At this point in Acts, he has already been arrested twice and beaten once. Stephen has been martyred, Saul is arresting and handing Christians over to the authorities, and “a great persecution arose against the church in Jerusalem, and they were all scattered throughout the region of Judea and Samaria, except the apostles” (Acts 8:1).

And yet, Chrysostom says, Peter walks about “like a general … inspecting the ranks.” Because of his great love for Jesus, Peter always

…goes about first. When an apostle had to be chosen, he was first; when the Jews had to be told that these were not drunk, he was first; when the lame man had to be healed, he was first; when the crowd had to be addressed, he was before the rest; when the rulers had to be addressed, he was the man; when Ananias had to be addressed, when healings were worked by the shadow, still it was he.

When “the situation is calm” the disciples “act in common.” But when “there was danger” Peter acts alone. In all of this he “did not seek a greater honor. When there was need to work miracles, he leaps forward, and here again he is the man to labor and toil” (Homilies on Acts of the Apostle, 21).

And when it is time for the Gospel to be preached to the Gentiles, Peter once again takes the lead in following the path Paul has blazed.

In the Christian economy, evangelical boldness the fruit of humility. Peter like Jesus, “Who conquered persecutors [here] below and reigns over angels [in heaven] above spoke … in a humble voice,” (St Ephrem the Syrian, Homily on Our Lord, 26.1) because the word he speaks is not his but God’s word to him for the life of the world (see, John 7:16, 12:49, 14:10).

To remain silent about the Gospel is not humility. We have all of us been given a word to speak; we are all of us in baptism called to be witnesses of the Resurrection and evangelists of the Gospel.

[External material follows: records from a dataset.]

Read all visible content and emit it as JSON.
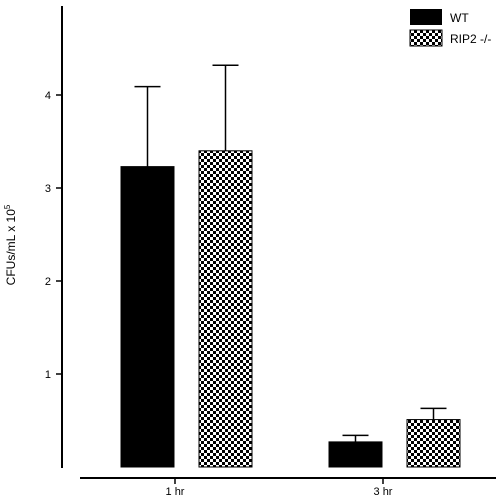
{
  "chart_data": {
    "type": "bar",
    "title": "",
    "xlabel": "",
    "ylabel": "CFUs/mL x 10",
    "ylabel_superscript": "5",
    "categories": [
      "1 hr",
      "3 hr"
    ],
    "yticks": [
      "1",
      "2",
      "3",
      "4"
    ],
    "ylim": [
      0,
      5
    ],
    "legend_position": "top-right",
    "series": [
      {
        "name": "WT",
        "pattern": "solid",
        "color": "#000000",
        "values": [
          3.23,
          0.27
        ],
        "errors": [
          0.86,
          0.07
        ]
      },
      {
        "name": "RIP2 -/-",
        "pattern": "checkerboard",
        "color": "#000000",
        "values": [
          3.4,
          0.51
        ],
        "errors": [
          0.92,
          0.12
        ]
      }
    ]
  }
}
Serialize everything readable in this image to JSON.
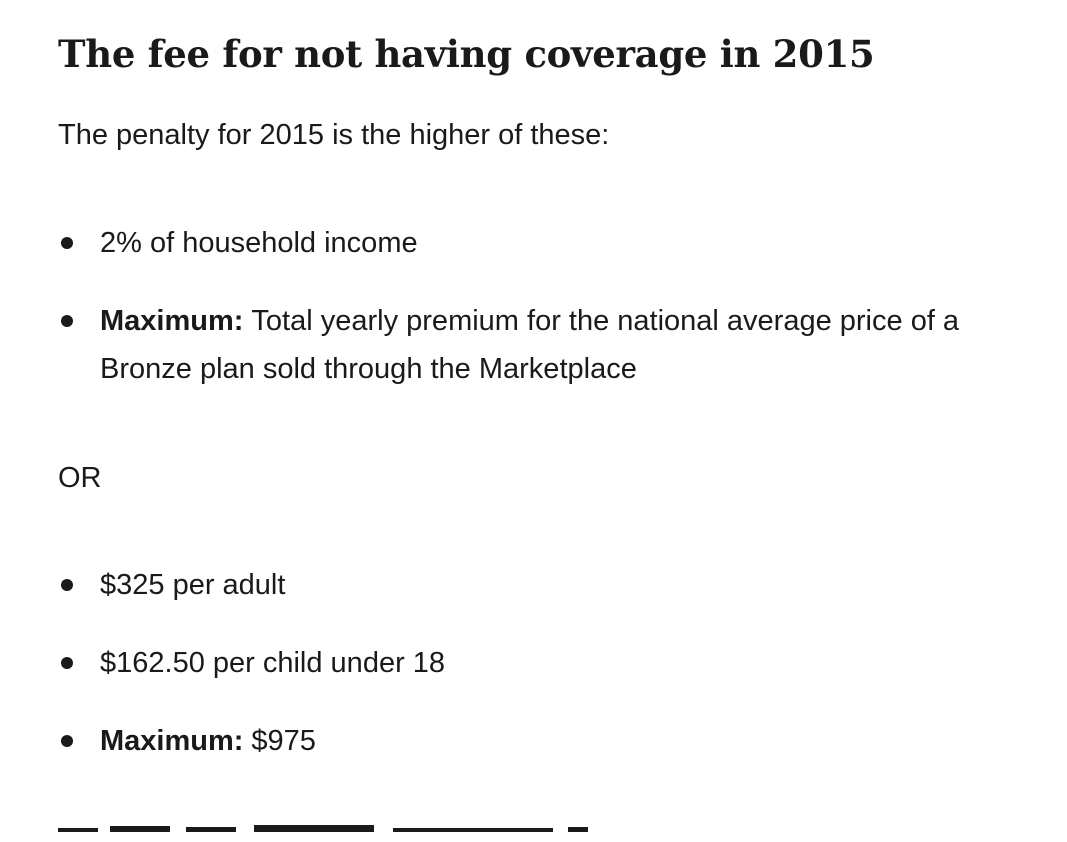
{
  "heading": "The fee for not having coverage in 2015",
  "intro": "The penalty for 2015 is the higher of these:",
  "list_1": [
    {
      "text": "2% of household income"
    },
    {
      "label": "Maximum:",
      "text": "Total yearly premium for the national average price of a Bronze plan sold through the Marketplace"
    }
  ],
  "separator": "OR",
  "list_2": [
    {
      "text": "$325 per adult"
    },
    {
      "text": "$162.50 per child under 18"
    },
    {
      "label": "Maximum:",
      "text": "$975"
    }
  ]
}
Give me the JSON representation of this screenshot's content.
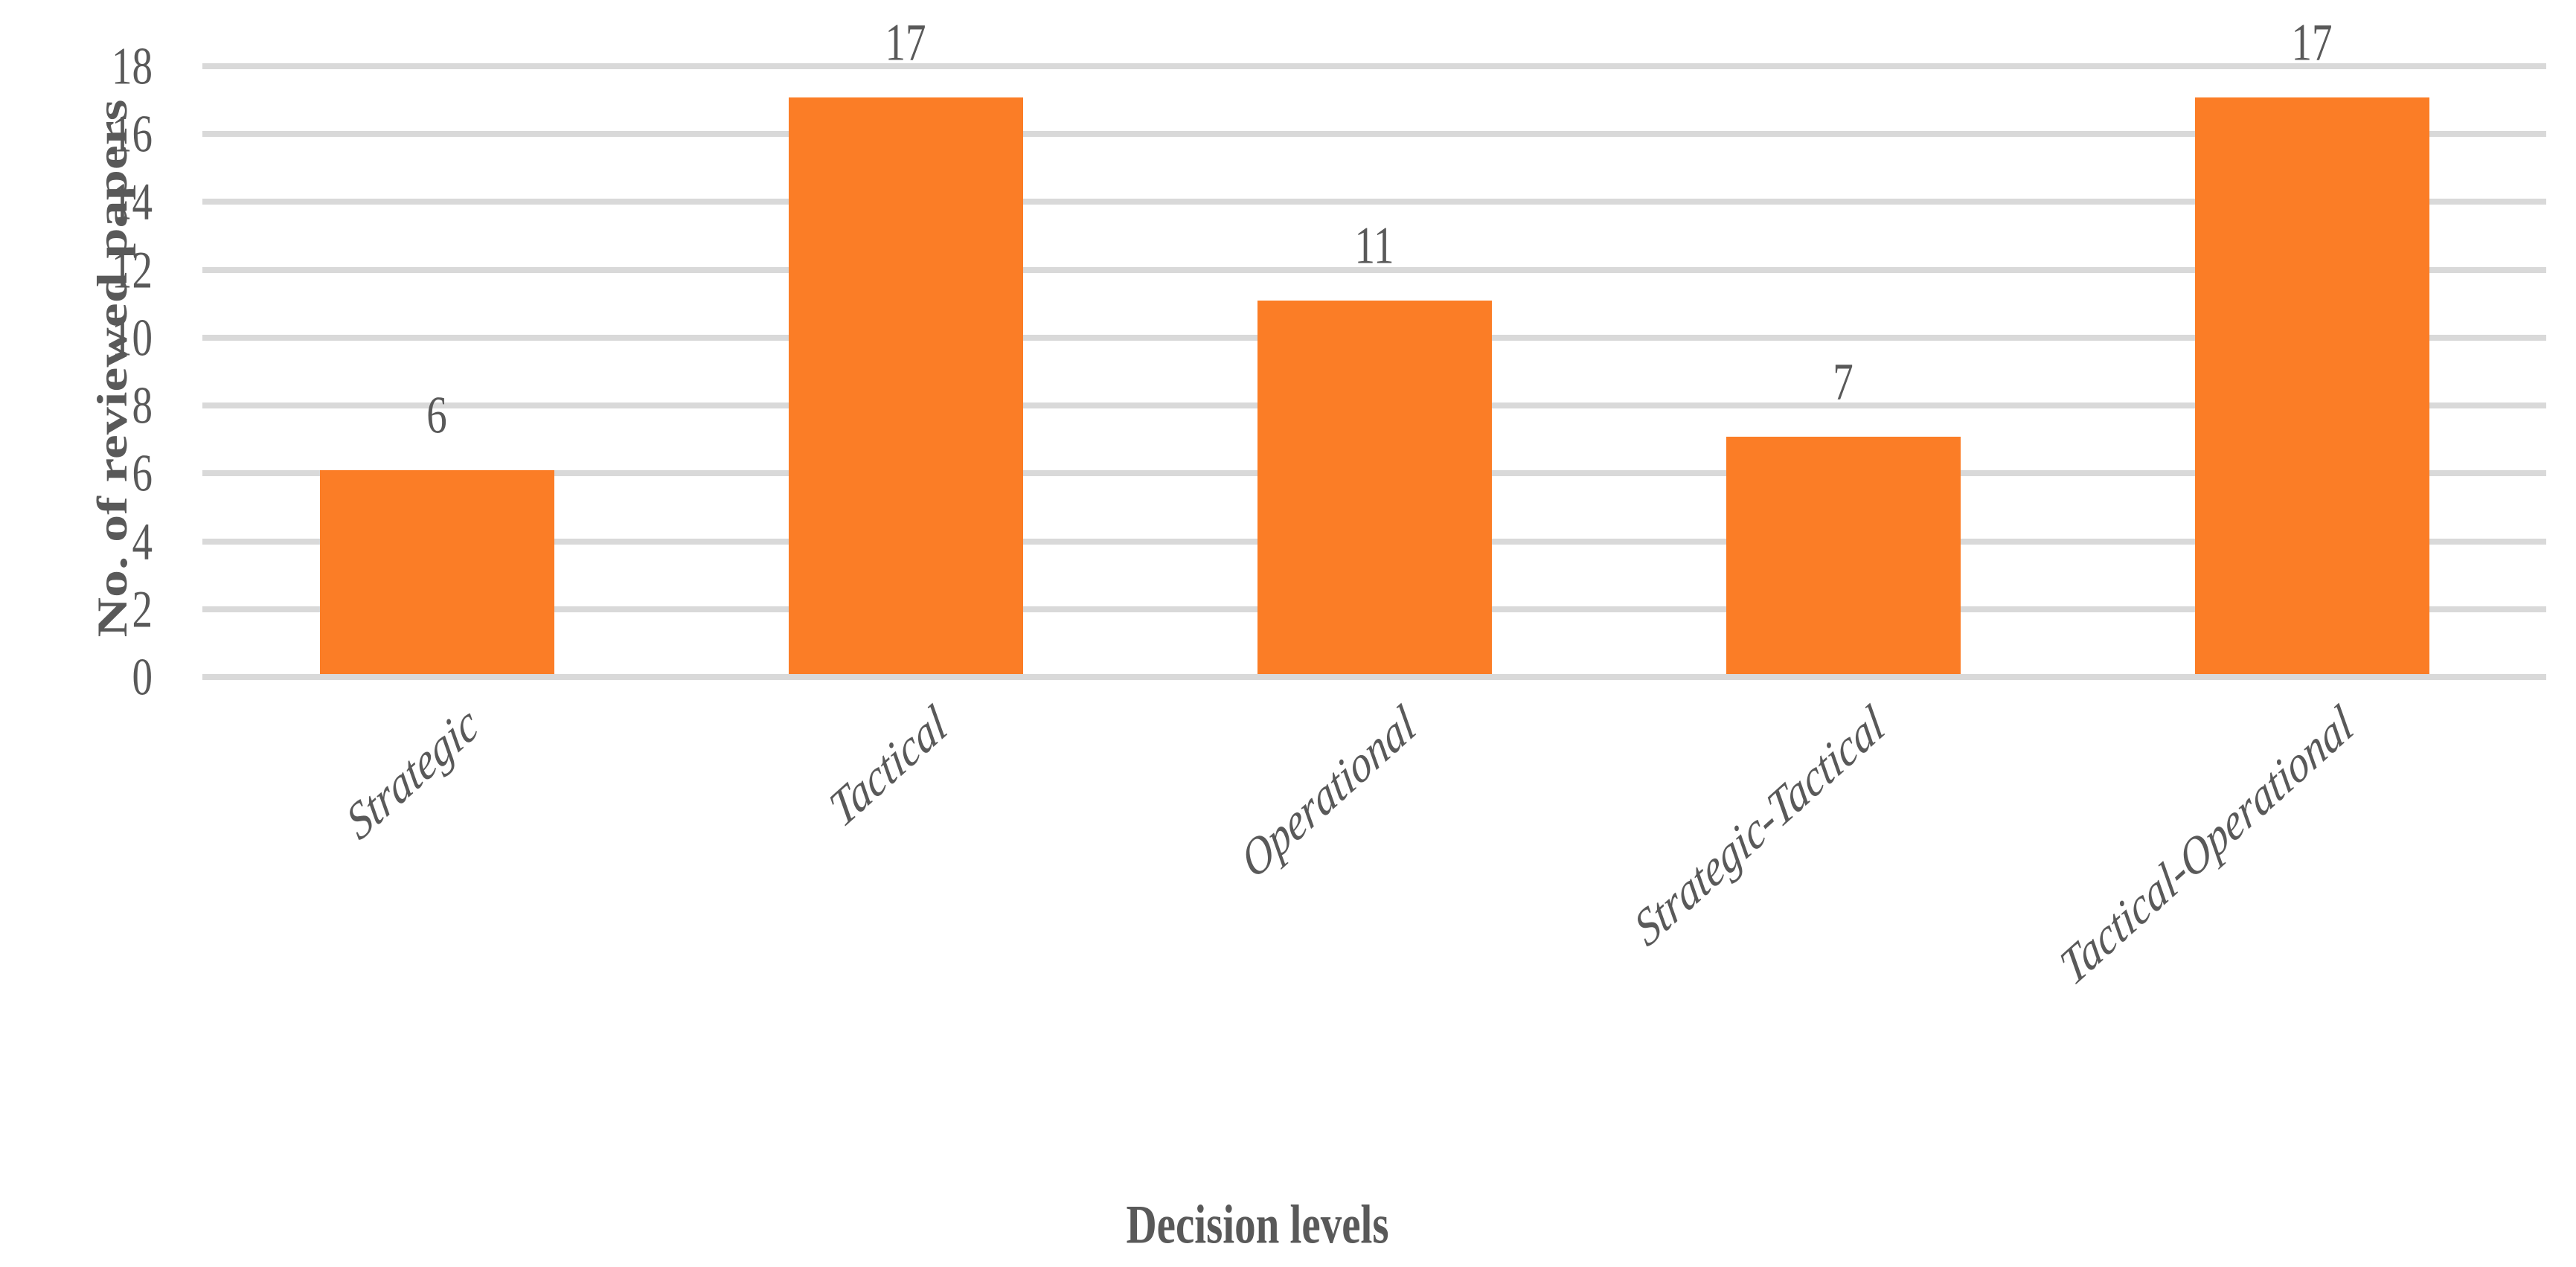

But a problem remains. If remaining silent when we are called to speak is not humility, how then are we to speak? In this as in all things, Jesus shows us the way.

Before He heal the paralytics Jesus asks the man “Do you want to be healed?” Jesus invites the man to cooperate with grace.

Jesus question reflects the humility of the Father Who never imposes Himself on us but woos us. In doing this He also makes clear “the cruelty of those … who were well” but who never lifted “their hand to help” the man but instead treated him “like an enemy” when he asked for help (Amphilochius of Iconium, Oration, 9).

My brothers and sisters in Christ! Every day, we meet those who ask for our help in coming to know Jesus Christ; every day we meet those who even if they do so poorly ask us about the love of God poured out in Jesus Christ.

Humility, to say nothing of love, demands we speak.